Les très viandards seraient nombreux à être imprégnés de "stéréotypes sexistes" et témoigneraient d'une conception "beaucoup plus traditionnaliste de la famille", développe encore le rapport. Pour certains hommes, particulièrement de droite ou d'extrême droite, revendiquer son goût pour la viande pourrait être interprété comme "une forme de rejet d'un politiquement correct alimentaire qui remettrait en cause à la fois la tradition viandarde de leur territoire et la virilité des hommes attachés à un patrimoine culinaire très carné".

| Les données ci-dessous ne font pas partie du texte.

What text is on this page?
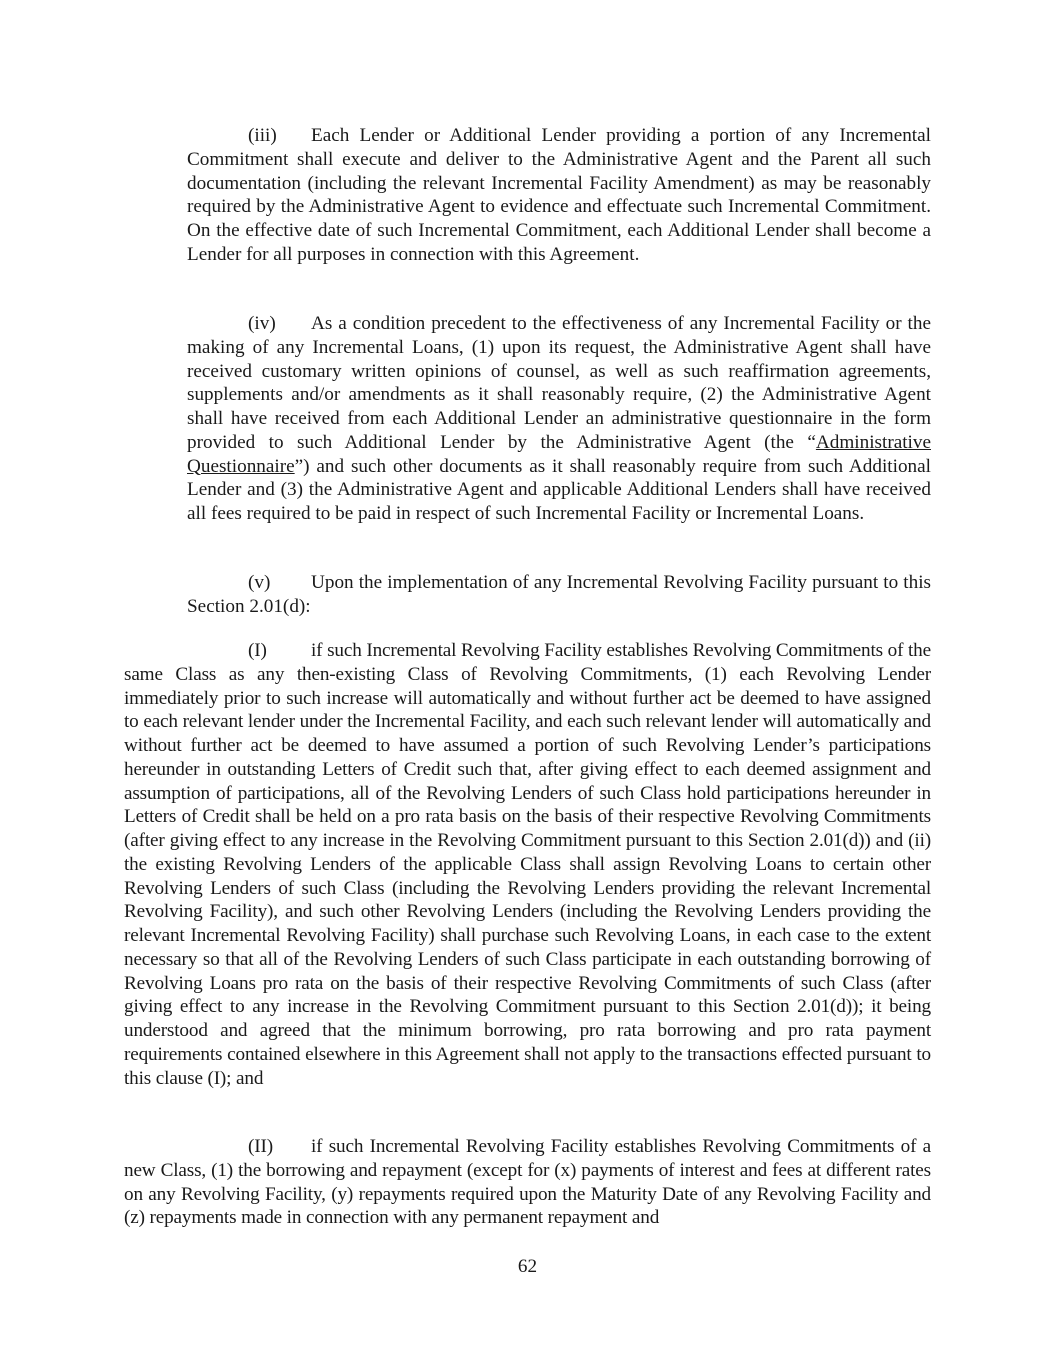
(iii) Each Lender or Additional Lender providing a portion of any Incremental Commitment shall execute and deliver to the Administrative Agent and the Parent all such documentation (including the relevant Incremental Facility Amendment) as may be reasonably required by the Administrative Agent to evidence and effectuate such Incremental Commitment. On the effective date of such Incremental Commitment, each Additional Lender shall become a Lender for all purposes in connection with this Agreement.

(iv) As a condition precedent to the effectiveness of any Incremental Facility or the making of any Incremental Loans, (1) upon its request, the Administrative Agent shall have received customary written opinions of counsel, as well as such reaffirmation agreements, supplements and/or amendments as it shall reasonably require, (2) the Administrative Agent shall have received from each Additional Lender an administrative questionnaire in the form provided to such Additional Lender by the Administrative Agent (the “Administrative Questionnaire”) and such other documents as it shall reasonably require from such Additional Lender and (3) the Administrative Agent and applicable Additional Lenders shall have received all fees required to be paid in respect of such Incremental Facility or Incremental Loans.

(v) Upon the implementation of any Incremental Revolving Facility pursuant to this Section 2.01(d):

(I) if such Incremental Revolving Facility establishes Revolving Commitments of the same Class as any then-existing Class of Revolving Commitments, (1) each Revolving Lender immediately prior to such increase will automatically and without further act be deemed to have assigned to each relevant lender under the Incremental Facility, and each such relevant lender will automatically and without further act be deemed to have assumed a portion of such Revolving Lender’s participations hereunder in outstanding Letters of Credit such that, after giving effect to each deemed assignment and assumption of participations, all of the Revolving Lenders of such Class hold participations hereunder in Letters of Credit shall be held on a pro rata basis on the basis of their respective Revolving Commitments (after giving effect to any increase in the Revolving Commitment pursuant to this Section 2.01(d)) and (ii) the existing Revolving Lenders of the applicable Class shall assign Revolving Loans to certain other Revolving Lenders of such Class (including the Revolving Lenders providing the relevant Incremental Revolving Facility), and such other Revolving Lenders (including the Revolving Lenders providing the relevant Incremental Revolving Facility) shall purchase such Revolving Loans, in each case to the extent necessary so that all of the Revolving Lenders of such Class participate in each outstanding borrowing of Revolving Loans pro rata on the basis of their respective Revolving Commitments of such Class (after giving effect to any increase in the Revolving Commitment pursuant to this Section 2.01(d)); it being understood and agreed that the minimum borrowing, pro rata borrowing and pro rata payment requirements contained elsewhere in this Agreement shall not apply to the transactions effected pursuant to this clause (I); and

(II) if such Incremental Revolving Facility establishes Revolving Commitments of a new Class, (1) the borrowing and repayment (except for (x) payments of interest and fees at different rates on any Revolving Facility, (y) repayments required upon the Maturity Date of any Revolving Facility and (z) repayments made in connection with any permanent repayment and

62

"Au final, l'analyse du profil des hommes 'hyper-sexistes', c'est-à-dire qui adhèrent à tous les stéréotypes sexistes testés par l'Ifop (4%), confirme l'idée selon laquelle un régime alimentaire hyper-carné va souvent de pair avec une vision conservatrice de la place de la femme dans la société. On récence ainsi un taux élevé d'hommes 'hyper-sexistes' dans les rangs des chasseurs (20%), des gros consommateurs de gibier (20%) et de viande de boeuf (15%)."
Par ailleurs, un peu plus d'un Français sur deux (55%) estiment que "manger de la viande rouge donne de la force et de l'énergie à un homme", ce qui montrerait que nombre d'hommes y voient encore un des seuls aliments aptes à donner de l'énergie nécessaire au développement de leur masse musculaire, comme le souligne l'Ifop.
Cependant, 32% des hommes qui se disent "très féministes" mangeraient de la viande "sans se soucier de la fréquence". Le phénomène outrepasserait donc quelque peu les clivages politiques et serait un enjeu de genre global. Selon l'Ifop, le régime alimentaire masculin serait encore largement dominé par le "dogme carniste". A peine 1% des hommes interrogés se dit végétariens et/ou végétaliens.
Directeur du pôle Genre, Sexualité et Santé Sexuelle à l'Ifop, François Kraus avance que la (sur)consommation de viande rouge ou de gibier peut aller de pair avec "un rapport très conservateur aux femmes, au monde et à la planète". Mais modère tout de même : "Attention, affirmer qu'un amour immodéré pour la 'barbaque' serait intrinsèquement lié à un sexisme débridé serait un raccourci trop facile". Question complexe donc.
"Dans certains milieux populaires, ruraux ou identitaires, afficher son goût pour ce symbole de force et de puissance est bien l'expression d'une forme de masculinité hégémonique, répondant sans doute à un besoin d'afficher symboliquement une virilité souvent mise à mal par un relatif échec social", détaille le directeur.
Et, donnée sans doute la plus étonnante : "Si les propos de Sandrine Rousseau sur la virilité du barbecue avaient fait l'objet de vives réactions, l'opinion des hommes s'avère beaucoup plus nuancée : 62% partagent le point de vue de la députée pour qui il faut déviriliser la consommation de viande cuite au barbecue."